Una gradinata intagliata a mano nella pietra viva, seguendo la tipica tecnica che ritroviamo nelle isole del Mar Egeo, che, con i suoi 921 gradini, collega lo scalo dell’Isola Azzurra al comune di Anacapri.
Costruita intorno al VII e VI secolo a.C. dai Greci, è stato per secoli l’unico collegamento tra Marina Grande, Capri e Anacapri. Veniva percorsa regolarmente per trasportare generi alimentari, l’acqua, materiali edili e la corrispondenza fino al 1877, quando fu inaugurata la strada carrozzabile.
Cimentarsi nella salita significa farsi trasportare in un déjà-vu, panorama mozzafiato, croci intagliate nella pietra, maioliche colorate fino all’antico varco del paese soprannominato Porta della Differenza, per la rivalità che intercorreva tra i due comuni.
Ancora più su, una costruzione bianca, dalla cui terrazza fa capolino una sfinge, in granito rosso, risalente al periodo di Ramses II, che, con lo sguardo perso verso il mare blu che si confonde con il cielo attraversato dal capo di Sorrento, ci accoglie: Villa San Michele.
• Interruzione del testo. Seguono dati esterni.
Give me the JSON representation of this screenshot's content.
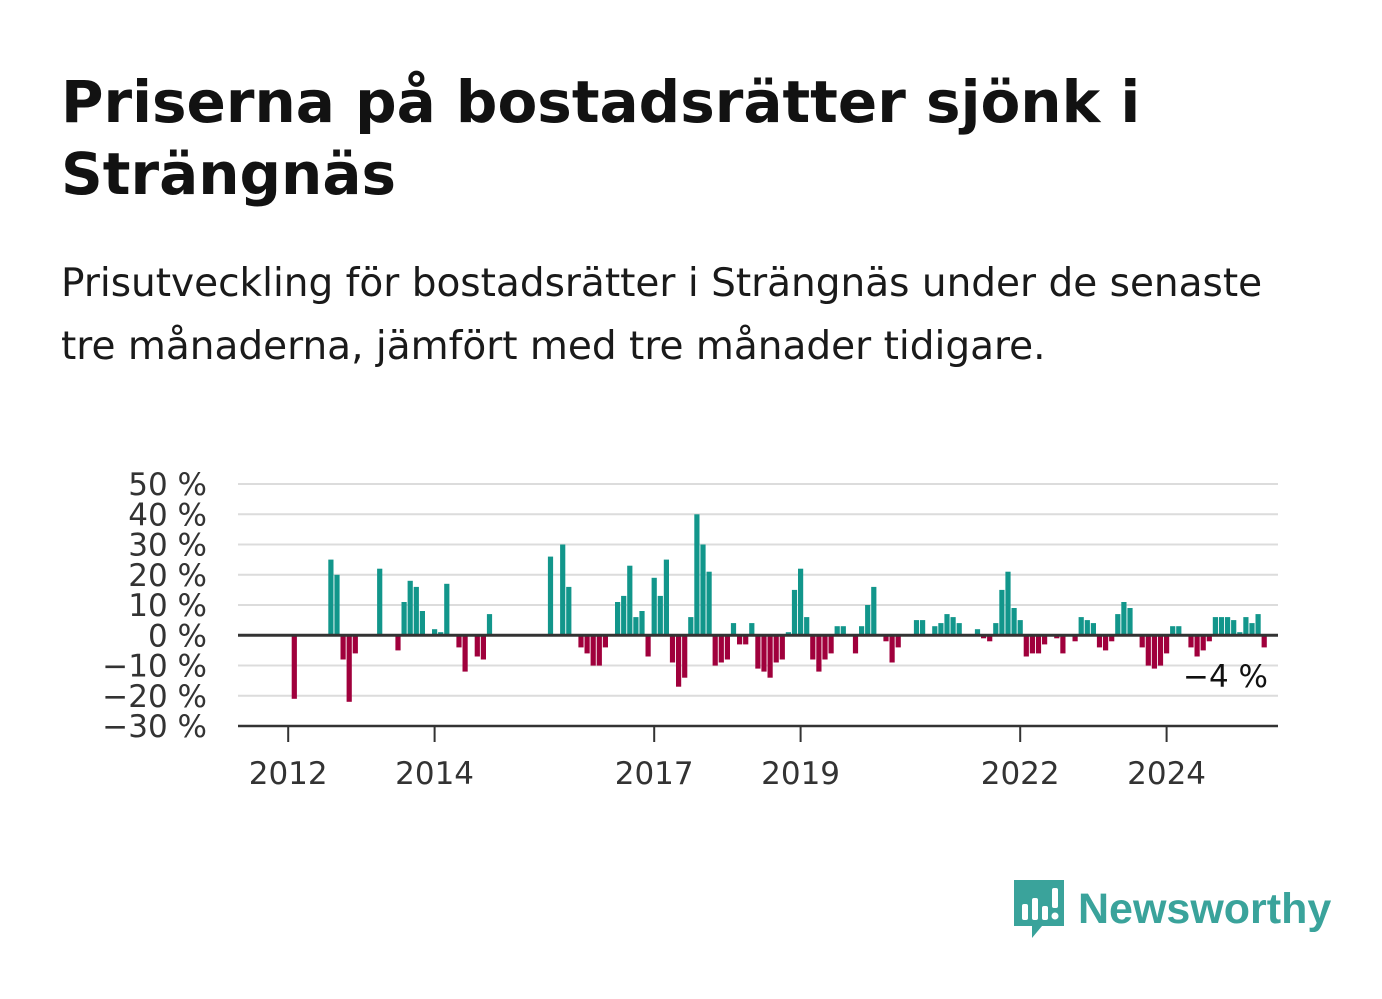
{
  "title": "Priserna på bostadsrätter sjönk i Strängnäs",
  "subtitle": "Prisutveckling för bostadsrätter i Strängnäs under de senaste tre månaderna, jämfört med tre månader tidigare.",
  "brand": {
    "name": "Newsworthy",
    "icon": "newsworthy-logo-icon",
    "color": "#3aa39b"
  },
  "colors": {
    "positive": "#12968b",
    "negative": "#a0003c",
    "grid": "#dcdcdc",
    "axis": "#333333"
  },
  "chart_data": {
    "type": "bar",
    "unit": "%",
    "ylim": [
      -30,
      50
    ],
    "yticks": [
      50,
      40,
      30,
      20,
      10,
      0,
      -10,
      -20,
      -30
    ],
    "ytick_labels": [
      "50 %",
      "40 %",
      "30 %",
      "20 %",
      "10 %",
      "0 %",
      "−10 %",
      "−20 %",
      "−30 %"
    ],
    "xticks": [
      2012,
      2014,
      2017,
      2019,
      2022,
      2024
    ],
    "x_start": "2011-01",
    "grid": true,
    "last_value_label": "−4 %",
    "values": [
      null,
      null,
      null,
      null,
      null,
      null,
      null,
      null,
      null,
      null,
      null,
      null,
      null,
      -21,
      null,
      null,
      null,
      null,
      null,
      25,
      20,
      -8,
      -22,
      -6,
      null,
      null,
      null,
      22,
      null,
      null,
      -5,
      11,
      18,
      16,
      8,
      null,
      2,
      1,
      17,
      null,
      -4,
      -12,
      null,
      -7,
      -8,
      7,
      null,
      null,
      null,
      null,
      null,
      null,
      null,
      null,
      null,
      26,
      null,
      30,
      16,
      null,
      -4,
      -6,
      -10,
      -10,
      -4,
      null,
      11,
      13,
      23,
      6,
      8,
      -7,
      19,
      13,
      25,
      -9,
      -17,
      -14,
      6,
      40,
      30,
      21,
      -10,
      -9,
      -8,
      4,
      -3,
      -3,
      4,
      -11,
      -12,
      -14,
      -9,
      -8,
      1,
      15,
      22,
      6,
      -8,
      -12,
      -8,
      -6,
      3,
      3,
      null,
      -6,
      3,
      10,
      16,
      null,
      -2,
      -9,
      -4,
      null,
      null,
      5,
      5,
      null,
      3,
      4,
      7,
      6,
      4,
      null,
      null,
      2,
      -1,
      -2,
      4,
      15,
      21,
      9,
      5,
      -7,
      -6,
      -6,
      -3,
      null,
      -1,
      -6,
      null,
      -2,
      6,
      5,
      4,
      -4,
      -5,
      -2,
      7,
      11,
      9,
      null,
      -4,
      -10,
      -11,
      -10,
      -6,
      3,
      3,
      null,
      -4,
      -7,
      -5,
      -2,
      6,
      6,
      6,
      5,
      1,
      6,
      4,
      7,
      -4
    ]
  }
}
Nel 1875, un diciottenne svedese, benestante, durante l’estate, girando l’Italia, decide di constatare di persona se la fama dell’isola delle sirene corrispondesse a verità. Appassionato naturalista si affida ad una donna del posto, Maria Portalettera, come ritroviamo nel romanzo La Storia di San Michele, che gli fa da guida nella scoperta delle bellezze del posto.
Un giorno, inerpicandosi insieme per la scalea, arrivano alla sommità dove giacevano ancora antichi resti di una delle ville appartenute a Tiberio e, poco più in là, una minuscola cappella dedicata a San Michele.